Hay motos que son guerreras, pero literalmente. Y no en el sentido de que estén todo el día en el mecánico, o que sean RR con las que ir la límite (en circuito). Es que hay motos que son máquinas de guerra improvisadas. Y hay que remontarse unos cuantos años atrás para conocerlas.
Porque sí, hay capítulos menos conocidos en los que las motos se convirtieron en máquinas de guerra improvisadas. Desde los primeros conflictos del siglo XX hasta la Segunda Guerra Mundial, las motos fueron aliadas del ejército, especialmente en Francia, donde modelos como la René Gillet Tipo G marcaron una época. Justamente de esa hablamos hoy.

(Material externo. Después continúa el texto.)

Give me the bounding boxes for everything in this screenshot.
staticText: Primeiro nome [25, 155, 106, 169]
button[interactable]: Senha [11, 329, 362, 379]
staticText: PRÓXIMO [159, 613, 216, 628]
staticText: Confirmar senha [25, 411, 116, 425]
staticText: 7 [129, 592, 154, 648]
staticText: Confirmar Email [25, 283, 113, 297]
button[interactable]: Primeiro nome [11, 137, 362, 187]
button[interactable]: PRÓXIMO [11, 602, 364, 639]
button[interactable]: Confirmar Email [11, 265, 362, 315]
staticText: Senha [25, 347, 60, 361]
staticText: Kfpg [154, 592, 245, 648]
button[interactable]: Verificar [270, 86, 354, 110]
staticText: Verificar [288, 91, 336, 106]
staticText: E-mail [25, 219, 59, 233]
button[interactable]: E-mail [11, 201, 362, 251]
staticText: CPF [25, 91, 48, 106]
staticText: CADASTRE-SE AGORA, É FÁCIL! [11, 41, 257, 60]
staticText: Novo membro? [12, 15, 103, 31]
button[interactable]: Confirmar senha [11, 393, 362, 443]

Motos todoterreno, pero de verdad
Durante la Primera Guerra Mundial, mientras los tanques hacían su aparición en los campos de batalla y los caballos aún no habían sido del todo relegados, las motos encontraron su sitio como solución rápida y eficaz para el transporte de mensajes, suministros o incluso armamento ligero.
Las marcas francesas vieron en el conflicto una oportunidad de expansión: Peugeot (que todavía sigue viva), Gnome & Rhône o René Gillet adaptaron sus motos francesas a las necesidades de la batalla. Y fueron inventos tan increíbles como surrealistas y difíciles de pilotar.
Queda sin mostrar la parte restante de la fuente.